8 – Contato telefônico com o CFP para saber das providências tomadas pelo CRP-RJ solicitadas no Ofício encaminhado em 17 de agosto. Fomos informados de que o CFP já solicitou audiência com o Ministro da Justiça, além de se fazer presente na reunião do Conselho Nacional de Política Criminal e Penitenciária (CNPCP) para esclarecimentos da Resolução e contar com o apoio deste importante órgão do Ministério da Justiça.
9 – Encaminhamento de carta à Comissão de Direitos Humanos da ALERJ, informando sobre a Circular n°004/SEAPTP/2010, bem como solicitando o seu apoio para que os psicólogos possam fazer cumprir a Resolução do seu Conselho profissional.

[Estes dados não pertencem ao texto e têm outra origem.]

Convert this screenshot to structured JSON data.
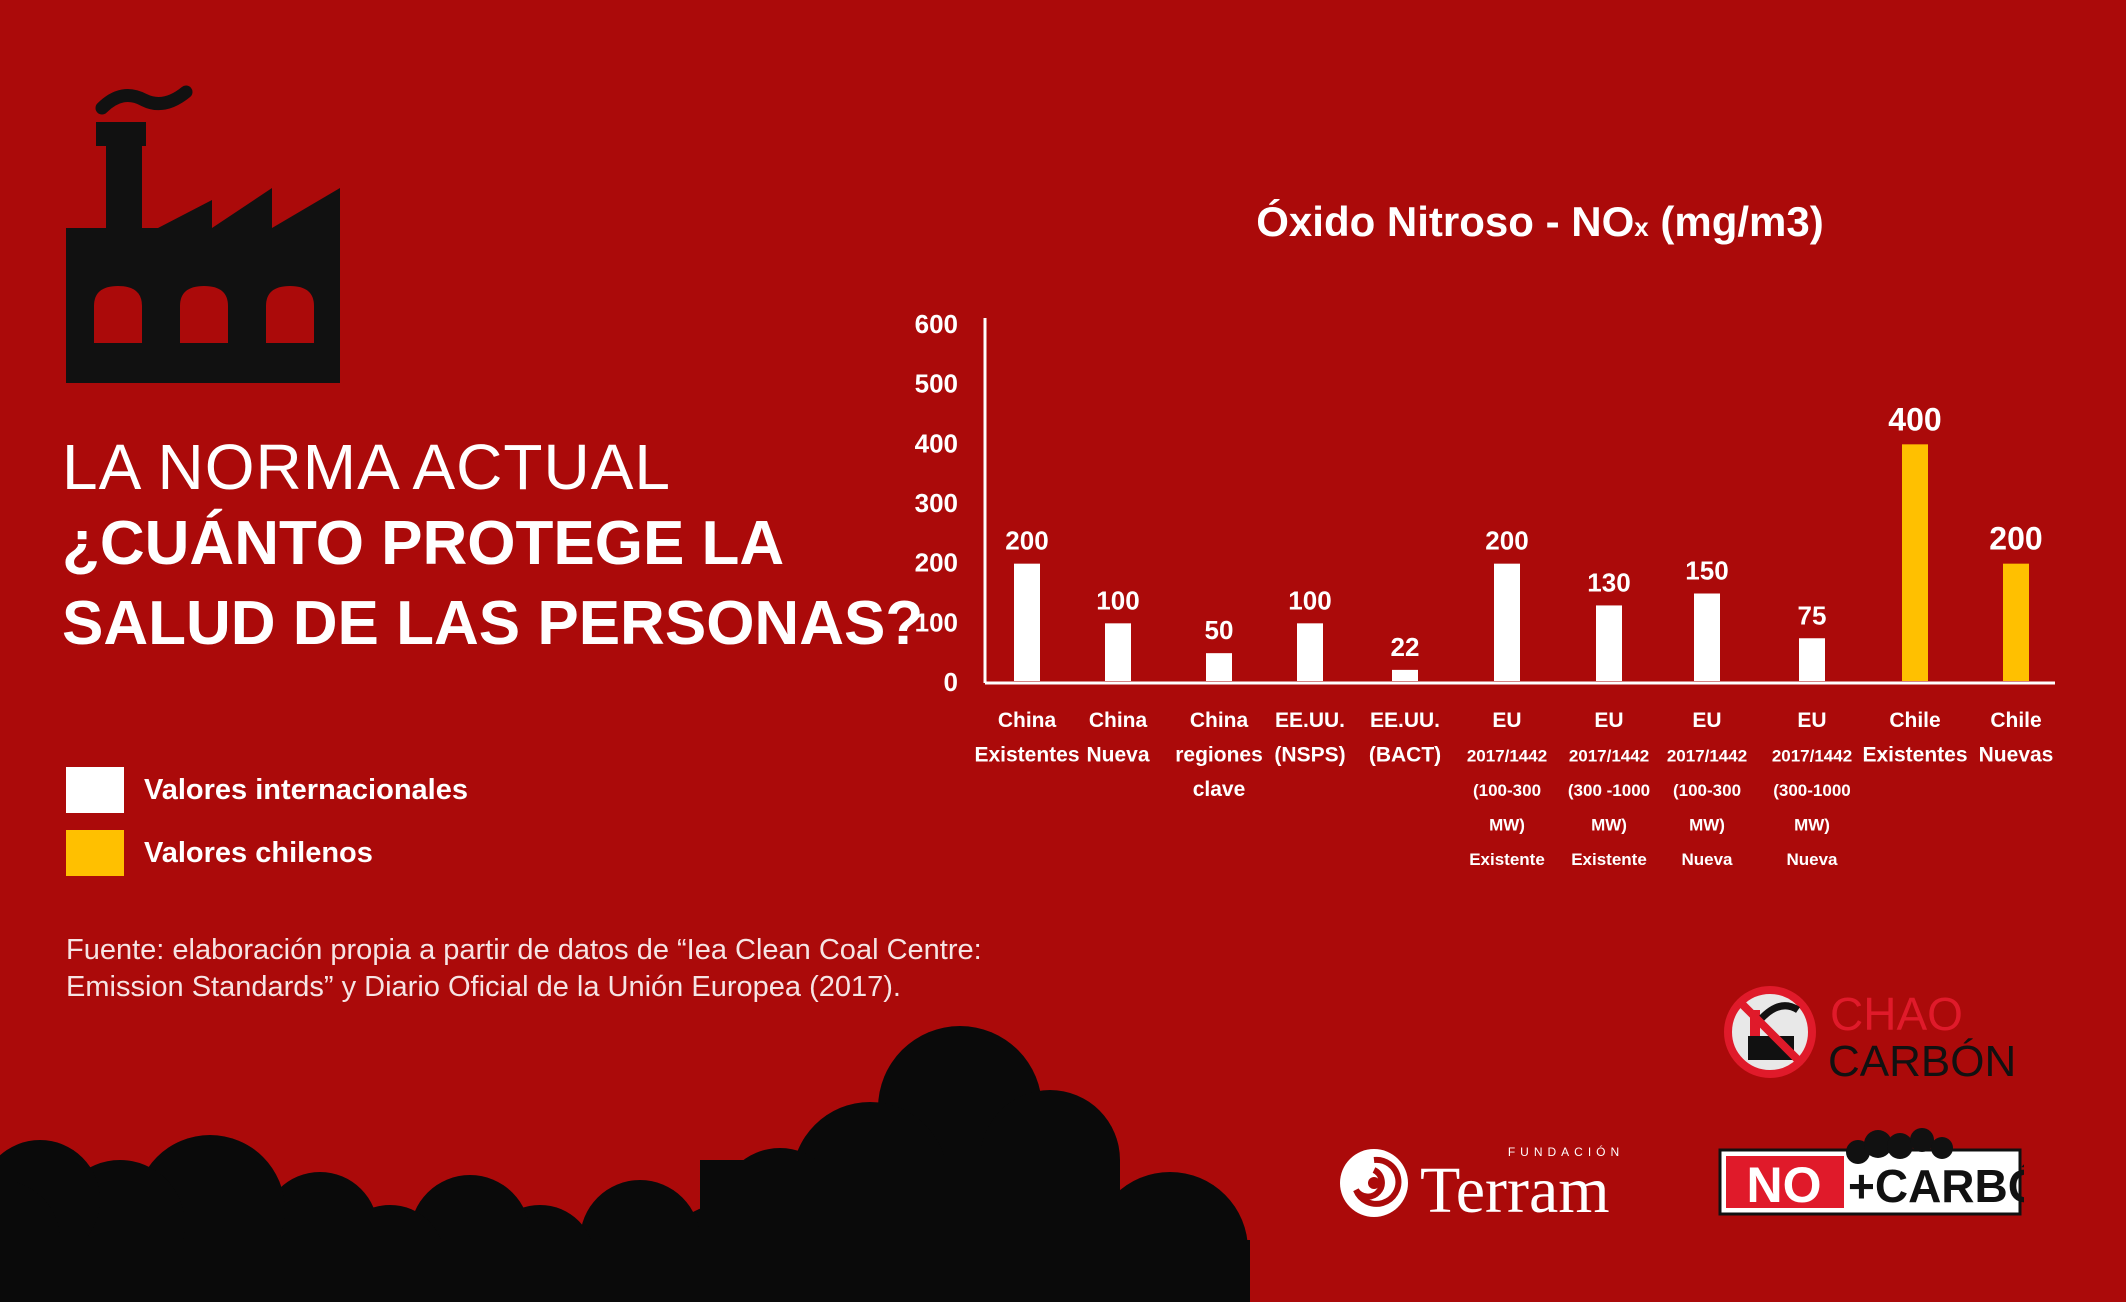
{
  "headline": {
    "line1": "LA NORMA ACTUAL",
    "line2": "¿CUÁNTO PROTEGE LA",
    "line3": "SALUD DE LAS PERSONAS?"
  },
  "legend": [
    {
      "label": "Valores internacionales",
      "color": "#ffffff"
    },
    {
      "label": "Valores chilenos",
      "color": "#ffc000"
    }
  ],
  "source": {
    "line1": "Fuente: elaboración propia a partir de datos de “Iea Clean Coal Centre:",
    "line2": "Emission Standards” y Diario Oficial de la Unión Europea (2017)."
  },
  "logos": {
    "chao": [
      "CHAO",
      "CARBÓN"
    ],
    "terram_small": "FUNDACIÓN",
    "terram": "Terram",
    "nomas": [
      "NO",
      "+CARBÓN"
    ]
  },
  "chart_data": {
    "type": "bar",
    "title": "Óxido Nitroso - NO",
    "title_subscript": "x",
    "title_unit": "(mg/m3)",
    "xlabel": "",
    "ylabel": "",
    "ylim": [
      0,
      600
    ],
    "yticks": [
      0,
      100,
      200,
      300,
      400,
      500,
      600
    ],
    "grid": false,
    "categories": [
      [
        "China",
        "Existentes"
      ],
      [
        "China",
        "Nueva"
      ],
      [
        "China",
        "regiones",
        "clave"
      ],
      [
        "EE.UU.",
        "(NSPS)"
      ],
      [
        "EE.UU.",
        "(BACT)"
      ],
      [
        "EU",
        "2017/1442",
        "(100-300",
        "MW)",
        "Existente"
      ],
      [
        "EU",
        "2017/1442",
        "(300 -1000",
        "MW)",
        "Existente"
      ],
      [
        "EU",
        "2017/1442",
        "(100-300",
        "MW)",
        "Nueva"
      ],
      [
        "EU",
        "2017/1442",
        "(300-1000",
        "MW)",
        "Nueva"
      ],
      [
        "Chile",
        "Existentes"
      ],
      [
        "Chile",
        "Nuevas"
      ]
    ],
    "values": [
      200,
      100,
      50,
      100,
      22,
      200,
      130,
      150,
      75,
      400,
      200
    ],
    "groups": [
      "internacional",
      "internacional",
      "internacional",
      "internacional",
      "internacional",
      "internacional",
      "internacional",
      "internacional",
      "internacional",
      "chileno",
      "chileno"
    ],
    "colors": {
      "internacional": "#ffffff",
      "chileno": "#ffc000"
    }
  }
}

10 – Dia 24/08 – Presença do representante da OAB, Dr. Mário Miranda Neto, a convite do CRP-RJ, na reunião com os psicólogos da SEAP para esclarecimentos sobre a posição da OAB frente à Resolução e às ameaças da SEAP. Dr. Mário afirmou apoio da OAB à categoria, colocando-se à disposição do que se fizer necessário, em consonância com as diretrizes da assessoria jurídica do CRP-RJ. Nessa ocasião, fomos informados pelos psicólogos que a defensoria pública nas unidades continua a solicitar dos psicólogos seus pareceres para compor o exame criminológico.
As próximas ações a serem realizadas pelo CRP-RJ são:
1 – Novo contato com a defensoria pública;
2 – Busca de estratégia de visitação do CRP-RJ às unidades prisionais a ser decidida pelo Plenário do CRP RJ;
2 – Agendamento de uma reunião conjunta do CRP-RJ, Sindicato dos Psicólogos e da Comissão de Direitos Humanos da ALERJ com o secretário da SEAP e subsecretário adjunto de Tratamento Penitenciário;
3 – Divulgação dos acontecimentos na mídia e nos órgãos que apoiaram a Moção pela Extinção do exame criminológico.
Todos os documentos produzidos pelo CRP-RJ e pelo CFP sobre a Resolução CFP 009/2010 estão disponíveis na página da Comissão de Psicologia e Justiça do site do CRP-RJ.